Близость популярных жанров к нам по времени создает обманчивую видимость простоты, которая на поверку оборачивается сложной системой взаимодействия художественных текстов, читательских ожиданий, политики издателей и авторских интенций и надежд. Исторически формирование популярных жанров совпадает с напряженными и порой драматическими процессами имперской экспансии лидирующих европейских стран на рубеже XIX—XX вв., которые сопровождались не только циркуляцией капиталов и рабочей силы, но также обменом культурными практиками, в частности практиками художественного письма. Существенную роль в формировании отдельных жанров популярной литературы играли и процессы интенсивной модернизации (в особенности научно-технической) в США, России и странах Европы на рубеже XIX—XX вв. Формирование и развитие популярных жанров происходило в плотном дискурсивном контексте не только художественного, но также бытового, академического, научного, публицистического типов письма, каждый из которых оказывал воздействие на становящиеся жанровые формации и новые виды литературной коммуникации.

Один из жанров популярной литературы, генезис и развитие которого подробно изучены, — научная фантастика. Этот пример показателен в том смысле, что исследователей-фантастоведов[2] занимают не только вопросы построения исторического нарратива жанра, но в равной мере и метатеоретические проблемы, среди которых — описание жанровой динамики как глобального литературного проекта и вопрос о месте и времени рождения жанра.
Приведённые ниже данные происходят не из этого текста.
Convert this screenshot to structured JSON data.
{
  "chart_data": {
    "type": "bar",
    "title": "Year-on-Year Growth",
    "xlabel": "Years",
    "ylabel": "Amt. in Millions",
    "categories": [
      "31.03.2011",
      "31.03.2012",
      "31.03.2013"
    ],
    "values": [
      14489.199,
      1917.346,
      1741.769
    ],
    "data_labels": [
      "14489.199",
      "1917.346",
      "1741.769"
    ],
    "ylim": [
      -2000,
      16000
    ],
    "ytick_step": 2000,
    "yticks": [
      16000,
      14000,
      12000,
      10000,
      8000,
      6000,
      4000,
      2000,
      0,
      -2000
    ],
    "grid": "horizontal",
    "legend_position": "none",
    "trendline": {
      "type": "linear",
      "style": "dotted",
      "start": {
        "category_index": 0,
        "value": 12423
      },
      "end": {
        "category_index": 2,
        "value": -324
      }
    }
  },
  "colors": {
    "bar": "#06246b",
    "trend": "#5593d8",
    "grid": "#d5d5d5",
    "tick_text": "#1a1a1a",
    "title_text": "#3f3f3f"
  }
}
Любопытный взгляд на решение этих проблем предлагается в книге английского исследователя Джона Ридера, профессора английского языка Гавайского университета в Маноа, «Колониализм и становление научной фантастики» (2008) и в работе профессора кафедры сравнительного литературоведения Корнелльского университета Аниндиты Банерджи «Мы, современные люди: научная фантастика и сотворение русской модерности» (2012). Книга Ридера вышла восемь лет назад, однако в разговоре о жанрологическом аспекте современного западного фантастоведения эту работу нельзя обойти молчанием: Ридер одним из первых связал становление художественного хронотопа с политикой имперского колониализма Британской империи рубежа XIX—XX вв. В книге Банерджи рассматривается история жанра научной фантастики в России конца XIX — начала XX в. на материале мало­известном и малоизученном — как западными, так и отечественными историками литературы и фантастоведами. Он включает в себя не только художественные тек­сты, но также научные и научно-популярные публикации и раскрывает реакцию людей на стремительно ускоряющийся технический прогресс рубежа XIX—XX вв.
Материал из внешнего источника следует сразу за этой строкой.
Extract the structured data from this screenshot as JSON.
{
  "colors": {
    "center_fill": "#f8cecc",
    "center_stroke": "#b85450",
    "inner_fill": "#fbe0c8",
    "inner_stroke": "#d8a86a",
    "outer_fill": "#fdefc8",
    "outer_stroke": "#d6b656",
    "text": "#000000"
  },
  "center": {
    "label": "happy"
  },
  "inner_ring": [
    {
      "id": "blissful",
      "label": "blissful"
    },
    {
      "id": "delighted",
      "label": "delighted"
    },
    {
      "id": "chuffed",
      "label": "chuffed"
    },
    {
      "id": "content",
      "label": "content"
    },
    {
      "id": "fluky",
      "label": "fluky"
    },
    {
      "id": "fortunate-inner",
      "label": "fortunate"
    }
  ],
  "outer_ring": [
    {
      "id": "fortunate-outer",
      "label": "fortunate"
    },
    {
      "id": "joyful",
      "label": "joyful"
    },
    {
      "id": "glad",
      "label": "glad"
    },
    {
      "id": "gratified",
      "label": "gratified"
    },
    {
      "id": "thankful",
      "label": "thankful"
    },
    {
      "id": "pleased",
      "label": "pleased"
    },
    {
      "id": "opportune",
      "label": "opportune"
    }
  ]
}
Является ли научная фантастика глобальным литературным проектом? Истории американского, европейского и, в том числе, русского изводов жанра хорошо изучены, однако богатая традиция научной фантастики существует также в Индии, Китае, Японии, Германии, Канаде, Финляндии и т.д. Трансформация разрозненных сведений об отдельных авторах, текстах, культурных, социальных и политических ситуациях в глобальный нарратив проблематична. Один из радикальных вариантов решения этой проблемы заключается в создании постоянно расширяющейся энциклопедии научно-фантастического жанра, точнее, двух энциклопедий: «Энциклопедии научной фантастики» Дж. Клюта и П. Николса[3] и «Энциклопедии фэнтези» Дж. Клюта и Дж. Гранта[4]. Хотя каждая энциклопедия имеет в основе некое объединяющее представление о жанре, оно, по выражению фантастоведа Р. Локхёрста, «расколото и разбросано между отдельными статьями, которые и не должны читаться последовательно, и распределено между частными эмпирическими обзорами так, что читатель постоянно перепрыгивает от одного текста к другому, следуя системе гиперссылок, не имея при этом возможности уловить целое»[5].
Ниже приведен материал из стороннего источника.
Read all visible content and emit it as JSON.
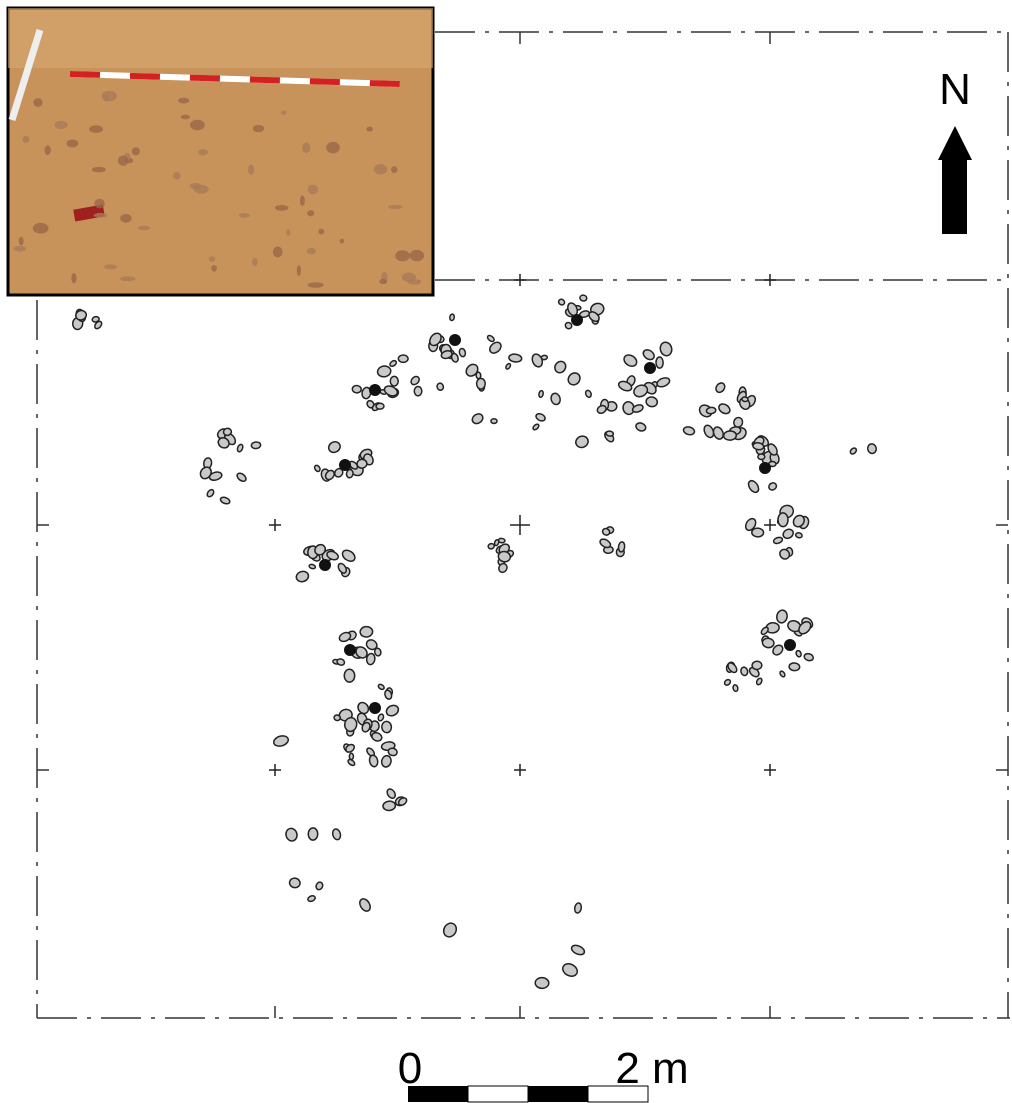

Другой вопрос — как рассуждать о «рождении» жанра в терминах глобальной, транснациональной поэтики? Жанр формируется сразу в нескольких странах или, сформировавшись в одной, совершает экспансию и колонизирует другие культурные территории? Как уловить и, тем более, описать «момент» истории литературы, когда жанра не было и вот он есть — живет и функционирует, опознается читателями, писателями и учеными?

С момента своего появления в 1970-х гг. и до конца XX в. западное фантастове­дение существовало под знаком марксистcкой критики, в рамках которой элитар­ная и массовая литературы четко разграничивались. Изучение последней оправ­дывалось установлением культурного родства между каноническими текстами и научной фантастикой. Проблемно-тематический анализ обнаруживает традиционные для научной фантастики темы космических полетов, контактов с пришельцами и создания искусственной жизни в литературе от античности до британского романтизма[6]. Парадигматический сдвиг в создании истории научной фантастики происходит в книге Г. Уэстфала «Механизмы чуда» (1998), содержащей пристальное прочтение не только художественных текстов, но и выступлений редакторов, критиков, писем читателей и редакторов и тому подобных документов[7]. Исследователь даже указывает точную дату рождения жанра — 1926 г., когда издатель Х. Гернсбек предложил в своем журнале «Amazing Stories» термин «scientifiction», ставший позднее привычным нам «science fiction». Таким образом, ученый отождествляет историю жанра с историей его имени. Несмотря на американоцент­ричность и радикальность такого подхода, Уэстфал, во-первых, наглядно продемонстрировал, что история научной фантастики ценна сама по себе, вне ее связи с канонической литературой, а во-вторых, ввел в историю жанра значимое социокультурное измерение. Разумеется, внешние социальный и политический контексты всегда были частью литературной истории, а историзация текста нередко выступала одним из базовых инструментов литературоведческого анализа. Но Уэстфал проблемати­зировал само понятие культурной истории, понимаемой как «расширяющаяся область, которую предлагается описывать не через заранее данные категории, а через изучение конструируемых писателями маршрутов в неструктурированном культурном поле, артефакты которого они постоянно просеивают и сортируют, едва ли вообще заботясь о том, является ли что-либо научной фантастикой, фэнтези, готической литературой, темным фэнтези, слипстримом (slipstream), “новым странным” (New Weird) или любым другим новейшим таксономическим изобретением»[8].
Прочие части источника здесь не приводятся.